MS : Définitivement, je ne changerai pour rien au monde. C’est vraiment la meilleure situation pour moi en terme d’enregistrement, de capacité à mener un large projet qui coûte beaucoup d’argent. J’ai maintenant une renommée assez large sur mon site web. Du coup si je lance un projet j’ai tout de suite beaucoup de monde pour m’aide à le porter, à le soutenir. Et tout l’argent que les gens sont prêts à payer pour acheter mon album va directement dans l’enregistrement de cet album, directement et non à tous les intermédiaires (producteurs, distributeurs etc….). Il y a beaucoup d’argent en jeu. Vous savez Skye Blue a coûté 170.000 $ !

 

DNJ : Réalisez vous l’influence que vous avez aujourd’hui sur les jeunes compositeurs ?

MS : Je ne sais pas trop. Je sais que parfois de jeunes compositeurs viennent me voir et me disent cela. C’est bien, non ?

 

DNJ : Quel genre de conseils leur donnez vous ?

MS : La première chose que je voudrais leur enseigner, c’est de trouver confiance en eux. Il ne faut pas qu’ils s’enferme dans des questions du genre «  est ce que je peux écrire ça, est ce que c’est musicalement correct de procéder comme ça » ?. Tout artiste doit vraiment apprendre à développer sa propre individualité. J’espère que j’influence des gens de bien des manières mais avant tout ce que je voudrais transmettre aux jeunes n’est pas par rapport à la façon dont leur musique sonne mais surtout dans leur capacité à trouver quelque chose de très personnel en eux même. C’est ce que ma transmis Gil Evans. J’a travaillé longtemps avec  lui mais il m’a encouragé à m’en détacher, à trouver quelque chose en moi que n’était pas lui. Et c’est pourquoi sa musique à lui est si puissante. Elle est le prolongement de sa propre voix. Il est devenu le maître de sa propre voix. Et si vous écoutez George Russell c’est la même chose. Et Monk ! Et depuis le moment où j’ai quitté le collège c’est une question qui m’a poursuivi : c’est de savoir qui j’étais vraiment. C’est une question que se pose tout être humain mais que j’essaie de résoudre au travers de ma musique. Quelle est ma vraie voix ?

 

DNJ : Pensez vous que vous trouvé a réponse ?

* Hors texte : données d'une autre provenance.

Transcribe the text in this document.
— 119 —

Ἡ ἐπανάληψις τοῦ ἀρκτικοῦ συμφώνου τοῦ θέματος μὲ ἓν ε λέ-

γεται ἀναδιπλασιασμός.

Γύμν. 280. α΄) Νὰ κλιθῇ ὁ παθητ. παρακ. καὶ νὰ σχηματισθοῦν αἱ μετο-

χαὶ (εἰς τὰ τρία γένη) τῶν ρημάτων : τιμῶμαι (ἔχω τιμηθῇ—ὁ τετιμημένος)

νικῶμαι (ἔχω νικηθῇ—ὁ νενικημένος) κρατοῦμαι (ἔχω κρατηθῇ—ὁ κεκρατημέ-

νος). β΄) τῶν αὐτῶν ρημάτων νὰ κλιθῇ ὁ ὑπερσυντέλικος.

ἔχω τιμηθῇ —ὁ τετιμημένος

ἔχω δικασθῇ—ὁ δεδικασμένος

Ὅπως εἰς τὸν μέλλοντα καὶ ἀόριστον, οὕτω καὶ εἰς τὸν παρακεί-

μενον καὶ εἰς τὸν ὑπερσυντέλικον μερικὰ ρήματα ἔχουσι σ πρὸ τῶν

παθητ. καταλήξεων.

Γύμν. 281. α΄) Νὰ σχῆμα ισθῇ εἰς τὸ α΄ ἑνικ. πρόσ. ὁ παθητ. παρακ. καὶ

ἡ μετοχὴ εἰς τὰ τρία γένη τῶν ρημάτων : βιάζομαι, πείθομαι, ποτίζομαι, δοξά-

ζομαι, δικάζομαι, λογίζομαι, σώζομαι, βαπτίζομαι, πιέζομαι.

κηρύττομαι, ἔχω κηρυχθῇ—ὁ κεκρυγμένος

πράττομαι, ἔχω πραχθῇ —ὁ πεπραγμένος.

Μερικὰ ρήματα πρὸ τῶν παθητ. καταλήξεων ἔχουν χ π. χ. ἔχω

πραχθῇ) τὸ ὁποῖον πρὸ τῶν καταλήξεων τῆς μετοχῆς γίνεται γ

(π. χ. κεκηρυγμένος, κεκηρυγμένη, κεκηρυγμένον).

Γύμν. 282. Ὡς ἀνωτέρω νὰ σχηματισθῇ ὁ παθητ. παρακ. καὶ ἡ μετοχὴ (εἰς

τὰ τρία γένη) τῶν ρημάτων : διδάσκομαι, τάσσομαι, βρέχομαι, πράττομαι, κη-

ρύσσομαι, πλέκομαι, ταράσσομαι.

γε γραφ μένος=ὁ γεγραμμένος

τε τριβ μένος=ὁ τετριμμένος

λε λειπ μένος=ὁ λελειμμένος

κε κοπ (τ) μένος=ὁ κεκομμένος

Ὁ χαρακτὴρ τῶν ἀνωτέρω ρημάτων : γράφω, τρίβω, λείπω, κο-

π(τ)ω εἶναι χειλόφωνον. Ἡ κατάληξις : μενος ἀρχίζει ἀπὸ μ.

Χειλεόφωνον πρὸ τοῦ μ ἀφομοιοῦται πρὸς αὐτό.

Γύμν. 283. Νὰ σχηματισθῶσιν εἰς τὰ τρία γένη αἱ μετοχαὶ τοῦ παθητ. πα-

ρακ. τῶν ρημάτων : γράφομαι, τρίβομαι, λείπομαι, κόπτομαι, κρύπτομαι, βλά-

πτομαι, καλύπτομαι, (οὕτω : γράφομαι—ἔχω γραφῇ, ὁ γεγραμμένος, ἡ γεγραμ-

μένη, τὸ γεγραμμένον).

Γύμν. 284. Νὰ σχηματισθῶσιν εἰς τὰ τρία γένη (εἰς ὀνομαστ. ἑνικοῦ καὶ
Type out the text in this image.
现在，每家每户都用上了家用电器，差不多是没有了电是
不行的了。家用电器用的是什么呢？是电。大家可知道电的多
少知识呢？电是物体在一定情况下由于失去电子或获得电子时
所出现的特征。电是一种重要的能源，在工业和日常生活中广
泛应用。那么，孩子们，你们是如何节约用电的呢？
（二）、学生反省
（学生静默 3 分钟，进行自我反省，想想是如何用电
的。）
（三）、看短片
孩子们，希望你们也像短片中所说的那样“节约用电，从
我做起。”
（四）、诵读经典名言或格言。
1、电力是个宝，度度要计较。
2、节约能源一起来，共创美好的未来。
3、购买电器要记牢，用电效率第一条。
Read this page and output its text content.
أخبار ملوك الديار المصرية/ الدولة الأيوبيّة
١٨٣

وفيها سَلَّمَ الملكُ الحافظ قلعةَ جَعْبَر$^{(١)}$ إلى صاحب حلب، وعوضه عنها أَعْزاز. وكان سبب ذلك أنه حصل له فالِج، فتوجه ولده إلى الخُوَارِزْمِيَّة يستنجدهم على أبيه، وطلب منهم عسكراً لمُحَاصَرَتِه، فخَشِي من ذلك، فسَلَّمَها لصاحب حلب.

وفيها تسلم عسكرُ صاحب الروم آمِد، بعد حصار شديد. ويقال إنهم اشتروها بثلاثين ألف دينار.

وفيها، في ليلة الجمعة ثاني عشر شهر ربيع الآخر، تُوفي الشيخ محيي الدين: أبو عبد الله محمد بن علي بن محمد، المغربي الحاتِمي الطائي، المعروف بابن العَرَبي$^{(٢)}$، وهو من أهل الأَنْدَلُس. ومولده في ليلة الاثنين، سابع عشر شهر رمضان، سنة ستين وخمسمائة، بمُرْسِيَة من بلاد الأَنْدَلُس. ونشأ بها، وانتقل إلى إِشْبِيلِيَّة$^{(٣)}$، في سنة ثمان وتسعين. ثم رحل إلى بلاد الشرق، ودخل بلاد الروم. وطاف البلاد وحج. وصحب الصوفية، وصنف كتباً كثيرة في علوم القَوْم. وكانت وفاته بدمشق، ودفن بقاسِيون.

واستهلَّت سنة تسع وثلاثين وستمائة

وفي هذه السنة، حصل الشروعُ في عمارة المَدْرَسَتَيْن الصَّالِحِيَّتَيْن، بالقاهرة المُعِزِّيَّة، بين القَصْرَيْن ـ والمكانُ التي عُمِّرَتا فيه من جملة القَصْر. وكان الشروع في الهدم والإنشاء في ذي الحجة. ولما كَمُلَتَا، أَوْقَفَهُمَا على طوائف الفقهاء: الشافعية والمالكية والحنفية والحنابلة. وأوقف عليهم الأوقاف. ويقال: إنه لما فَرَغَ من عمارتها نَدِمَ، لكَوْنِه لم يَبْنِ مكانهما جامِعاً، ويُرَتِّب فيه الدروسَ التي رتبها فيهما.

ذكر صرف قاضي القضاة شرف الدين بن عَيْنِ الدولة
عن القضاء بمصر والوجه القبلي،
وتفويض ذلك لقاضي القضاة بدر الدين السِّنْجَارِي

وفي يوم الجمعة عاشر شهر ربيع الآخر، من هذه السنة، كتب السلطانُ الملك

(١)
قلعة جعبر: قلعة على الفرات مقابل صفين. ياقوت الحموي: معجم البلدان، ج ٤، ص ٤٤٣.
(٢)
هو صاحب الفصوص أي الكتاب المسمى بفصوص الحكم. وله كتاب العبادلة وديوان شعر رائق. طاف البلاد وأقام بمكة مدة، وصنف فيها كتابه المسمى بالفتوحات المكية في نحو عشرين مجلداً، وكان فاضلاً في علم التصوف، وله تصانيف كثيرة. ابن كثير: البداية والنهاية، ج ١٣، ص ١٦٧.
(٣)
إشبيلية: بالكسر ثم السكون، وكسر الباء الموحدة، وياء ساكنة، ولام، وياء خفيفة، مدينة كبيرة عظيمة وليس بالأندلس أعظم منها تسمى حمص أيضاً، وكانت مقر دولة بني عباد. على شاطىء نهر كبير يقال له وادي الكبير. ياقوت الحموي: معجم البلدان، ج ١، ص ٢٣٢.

MS : Oui je pense que je m’en approche. Mettez de côté l’aspect compositeur de jazz. Et tous les clichés qui vont avec. Tout mon travail a été de savoir ce que je voulais réellement par rapport à ce cadre, la section rythmique, les solistes improvisant et ces fondamentaux autour desquels on a l’habitude de composer avec ce schéma et ces variations. A partir de là j’ai commencé à me demander quelle forme je voulais, quelle sorte d’improvisation je voulais inspirer etc…. et plus je commençais à mettre des réponses sur chacun des aspects de ma musique et plus cette musique devenait vraiment mienne sans que, d’un coup me tombe dessus ma manière particulière de sonner, comme par hasard. C’est un long chemin vers soi même. La musique est devenue la mienne dès lors que j’ai pu répondre à cette question : qui je suis ? Simplement par ma propre décision,sur la musique.

 

DNJ : Dans votre musique il y a parfois une certaine exaltation. Vous semblez heureuse dans votre musique

MS : Vous savez, c’est quelque chose qui est venu lorsque je suis all au brésil. Regardez bien ce que j’ai pu enregistrer avant et après être allée au Brésil. Ma musique avant était beaucoup plus sombre, plus sur un mode mineur mais aussi  certains moments, intense. Après être allée au Brésil j’ai été influencé par l’harmonie, une certaine joie de vivre, quelque chose de plus léger. La musique est devenue une sorte d’alchimie qui m’a permis de transformer la souffrance en beauté et en son plus joyeux. Je suis de plus en plus fatiguée par ce côté très sérieux du jazz conventionnel. Beaucoup de musiciens aujourd’hui veulent aujourd’hui aller plus loin, jouer plus de notes, faire de la musique plus complexe  La musique devient alors si dense quelle en est presque hermétique. Du coup je ne sais pas ce qu’ils veulent dire et cela ne me transporte pas.